How To Build A V-Shape Body
The Bigger Back Workout
Complete 8-12 reps per set, then rest for 60 seconds. Repeat for four sets before moving onto the next exercise.
Lat Pull-Down
Sit in the lat pull-down machine and grab the handles with your palms facing away. Tense your lats and drive your elbows down to your hips to lift the weight. Pause at the bottom, then slowly lower the weight. Seated Cable Row
Sit in front of a cable machine and grab the handles. With your arms extended and shoulders down – no shrugging – drive your elbows back until the handles reach your stomach. Squeeze your shoulder blades together as if you’ve got a golf ball trapped between them. Pause, then return. Pull-Up
Grab the handles of a pull-up station, hands more than shoulder-width apart and palms facing away from you. Squeeze your lats to lift yourself up until your chest meets the bar. Pause, then slowly lower to a dead hang – your elbows should be straight – before repeating. Single-Arm Row
Grab a heavy dumbbell and place it on the floor next to a bench. Position yourself with your left palm and knee on the bench, right foot on the floor and back flat. Grab the dumbbell with your right hand and row it up to your hip, keeping your torso locked and shoulders down. Slowly lower. After all your reps, repeat with your left arm. Prone Row
Lie down on a bench with a dumbbell in each hand. Keep your shoulders down and row the weights up to your stomach, squeezing your shoulder blades together. Pause, then slowly lower.

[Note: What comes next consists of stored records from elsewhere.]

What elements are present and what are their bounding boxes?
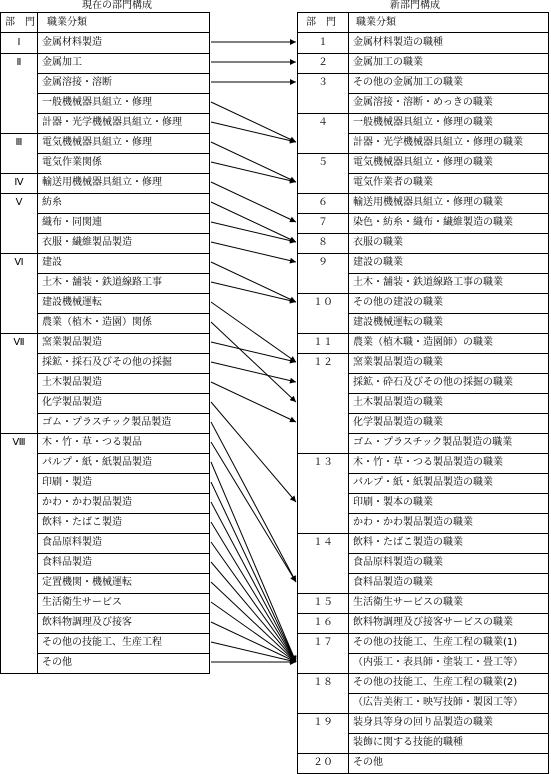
new-class-row: 装飾に関する技能的職種 <box>353 737 463 748</box>
old-dept-2: Ⅱ <box>16 57 22 68</box>
mapping-arrow <box>211 102 296 142</box>
new-dept-9: ９ <box>318 257 328 268</box>
new-class-row: 金属材料製造の職種 <box>353 37 443 48</box>
new-class-row: その他の建設の職業 <box>353 297 443 308</box>
mapping-arrow <box>211 142 296 182</box>
old-dept-5: Ⅴ <box>15 197 23 208</box>
old-class-row: 金属溶接・溶断 <box>42 77 112 88</box>
old-structure-title: 現在の部門構成 <box>82 0 152 11</box>
old-class-row: 衣服・繊維製品製造 <box>42 237 132 248</box>
old-dept-7: Ⅶ <box>13 337 25 348</box>
new-class-row: 輸送用機械器具組立・修理の職業 <box>353 197 503 208</box>
old-class-row: 飲料・たばこ製造 <box>42 517 122 528</box>
new-dept-17: １７ <box>313 637 333 648</box>
new-class-row: その他の金属加工の職業 <box>353 77 463 88</box>
new-class-row: ゴム・プラスチック製品製造の職業 <box>353 437 513 448</box>
old-class-row: その他 <box>42 657 72 668</box>
old-class-row: 印刷・製造 <box>42 477 92 488</box>
old-dept-3: Ⅲ <box>15 137 23 148</box>
new-class-row: 食料品製造の職業 <box>353 577 433 588</box>
old-dept-1: Ⅰ <box>17 37 21 48</box>
new-dept-8: ８ <box>318 237 328 248</box>
old-class-row: 採鉱・採石及びその他の採掘 <box>42 357 172 368</box>
old-class-row: 木・竹・草・つる製品 <box>42 437 142 448</box>
new-dept-18: １８ <box>313 677 333 688</box>
old-class-row: 土木製品製造 <box>42 377 102 388</box>
new-class-row: （内張工・表具師・塗装工・畳工等） <box>353 657 523 668</box>
old-class-row: 電気機械器具組立・修理 <box>42 137 152 148</box>
new-class-row: 土木製品製造の職業 <box>353 397 443 408</box>
old-dept-6: Ⅵ <box>14 257 24 268</box>
new-class-row: 農業（植木職・造園師）の職業 <box>353 337 493 348</box>
mapping-arrow <box>211 262 296 302</box>
new-dept-header: 部 門 <box>306 17 336 28</box>
old-class-row: 建設 <box>42 257 62 268</box>
new-class-row: その他の技能工、生産工程の職業(2) <box>353 677 518 688</box>
new-class-row: かわ・かわ製品製造の職業 <box>353 517 473 528</box>
new-class-row: 金属加工の職業 <box>353 57 423 68</box>
old-class-row: 農業（植木・造園）関係 <box>42 317 152 328</box>
new-dept-6: ６ <box>318 197 328 208</box>
new-structure-title: 新部門構成 <box>390 0 440 11</box>
mapping-arrow <box>211 502 296 662</box>
new-dept-2: ２ <box>318 57 328 68</box>
mapping-arrow <box>211 222 296 242</box>
old-class-row: かわ・かわ製品製造 <box>42 497 132 508</box>
old-class-row: 建設機械運転 <box>42 297 102 308</box>
mapping-arrow <box>211 482 296 662</box>
mapping-arrow <box>211 562 296 662</box>
new-dept-10: １０ <box>313 297 333 308</box>
new-dept-4: ４ <box>318 117 328 128</box>
old-class-row: 計器・光学機械器具組立・修理 <box>42 117 182 128</box>
new-class-row: 飲料・たばこ製造の職業 <box>353 537 463 548</box>
old-class-row: 金属加工 <box>42 57 82 68</box>
old-class-row: 飲料物調理及び接客 <box>42 617 132 628</box>
new-class-header: 職業分類 <box>356 17 396 28</box>
new-class-row: 飲料物調理及び接客サービスの職業 <box>353 617 513 628</box>
old-class-row: 窯業製品製造 <box>42 337 102 348</box>
new-class-row: （広告美術工・映写技師・製図工等） <box>353 697 523 708</box>
old-class-row: 輸送用機械器具組立・修理 <box>42 177 162 188</box>
mapping-arrow <box>211 282 296 302</box>
new-class-row: 一般機械器具組立・修理の職業 <box>353 117 493 128</box>
new-class-row: 窯業製品製造の職業 <box>353 357 443 368</box>
new-class-row: 化学製品製造の職業 <box>353 417 443 428</box>
new-class-row: その他 <box>353 757 383 768</box>
old-class-row: 定置機関・機械運転 <box>42 577 132 588</box>
new-dept-7: ７ <box>318 217 328 228</box>
mapping-arrow <box>211 362 296 382</box>
new-class-row: 衣服の職業 <box>353 237 403 248</box>
new-dept-13: １３ <box>313 457 333 468</box>
old-class-row: パルプ・紙・紙製品製造 <box>42 457 152 468</box>
new-dept-14: １４ <box>313 537 333 548</box>
mapping-arrow <box>211 242 296 262</box>
new-dept-1: １ <box>318 37 328 48</box>
new-dept-3: ３ <box>318 77 328 88</box>
new-class-row: 食品原料製造の職業 <box>353 557 443 568</box>
old-dept-4: Ⅳ <box>14 177 24 188</box>
mapping-arrow <box>211 622 296 662</box>
old-class-row: 土木・舗装・鉄道線路工事 <box>42 277 162 288</box>
mapping-arrow <box>211 202 296 242</box>
new-dept-11: １１ <box>313 337 333 348</box>
old-class-row: 金属材料製造 <box>42 37 102 48</box>
old-class-row: 生活衛生サービス <box>42 597 122 608</box>
new-class-row: 採鉱・砕石及びその他の採掘の職業 <box>353 377 513 388</box>
new-dept-20: ２０ <box>313 757 333 768</box>
old-class-row: 紡糸 <box>42 197 62 208</box>
new-dept-12: １２ <box>313 357 333 368</box>
old-dept-header: 部 門 <box>5 17 35 28</box>
mapping-arrow <box>211 122 296 142</box>
new-class-row: 電気機械器具組立・修理の職業 <box>353 157 493 168</box>
new-class-row: 印刷・製本の職業 <box>353 497 433 508</box>
new-class-row: 装身具等身の回り品製造の職業 <box>353 717 493 728</box>
mapping-arrow <box>211 402 296 502</box>
old-class-row: 化学製品製造 <box>42 397 102 408</box>
old-class-row: 織布・同関連 <box>42 217 102 228</box>
mapping-arrow <box>211 382 296 422</box>
mapping-arrow <box>211 582 296 662</box>
new-class-row: 木・竹・草・つる製品製造の職業 <box>353 457 503 468</box>
mapping-arrow <box>211 302 296 362</box>
new-dept-5: ５ <box>318 157 328 168</box>
new-class-row: パルプ・紙・紙製品製造の職業 <box>353 477 493 488</box>
new-class-row: 電気作業者の職業 <box>353 177 433 188</box>
mapping-arrow <box>211 422 296 582</box>
new-class-row: 建設の職業 <box>353 257 403 268</box>
new-class-row: 計器・光学機械器具組立・修理の職業 <box>353 137 523 148</box>
old-class-row: ゴム・プラスチック製品製造 <box>42 417 172 428</box>
new-class-row: その他の技能工、生産工程の職業(1) <box>353 637 518 648</box>
new-class-row: 生活衛生サービスの職業 <box>353 597 463 608</box>
new-class-row: 染色・紡糸・織布・繊維製造の職業 <box>353 217 513 228</box>
old-class-row: その他の技能工、生産工程 <box>42 637 162 648</box>
new-class-row: 金属溶接・溶断・めっきの職業 <box>353 97 493 108</box>
old-class-row: 食品原料製造 <box>42 537 102 548</box>
new-class-row: 土木・舗装・鉄道線路工事の職業 <box>353 277 503 288</box>
old-class-row: 電気作業関係 <box>42 157 102 168</box>
mapping-arrow <box>211 162 296 182</box>
mapping-arrow <box>211 322 296 402</box>
new-dept-15: １５ <box>313 597 333 608</box>
old-class-row: 一般機械器具組立・修理 <box>42 97 152 108</box>
new-class-row: 建設機械運転の職業 <box>353 317 443 328</box>
mapping-arrow <box>211 182 296 222</box>
mapping-arrow <box>211 522 296 662</box>
mapping-arrow <box>211 642 296 662</box>
mapping-arrow <box>211 542 296 662</box>
old-class-row: 食料品製造 <box>42 557 92 568</box>
new-dept-19: １９ <box>313 717 333 728</box>
old-class-header: 職業分類 <box>47 17 87 28</box>
new-dept-16: １６ <box>313 617 333 628</box>
mapping-arrow <box>211 342 296 362</box>
old-dept-8: Ⅷ <box>12 437 26 448</box>
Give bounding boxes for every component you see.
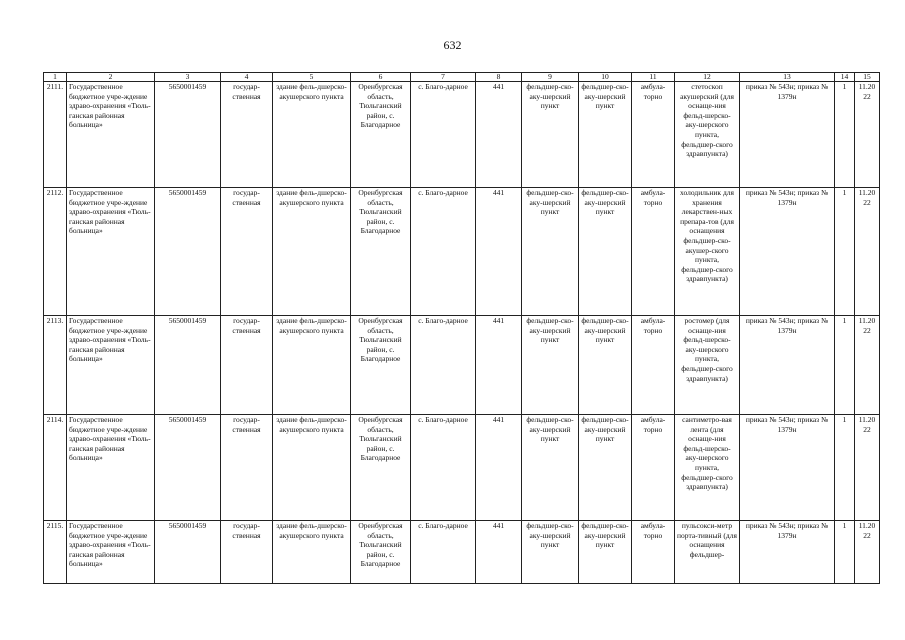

The V-Shape Shoulder Workout
Complete 8-12 reps per set, then rest for 60 seconds. Repeat for four sets before moving onto the next exercise.
Lateral Raise
Hold a dumbbell in each hand, weights by your side. Keeping your arms straight, lift the weights straight out until they’re level with your shoulders, so you’re in a crucifix position. Pause, then slowly lower.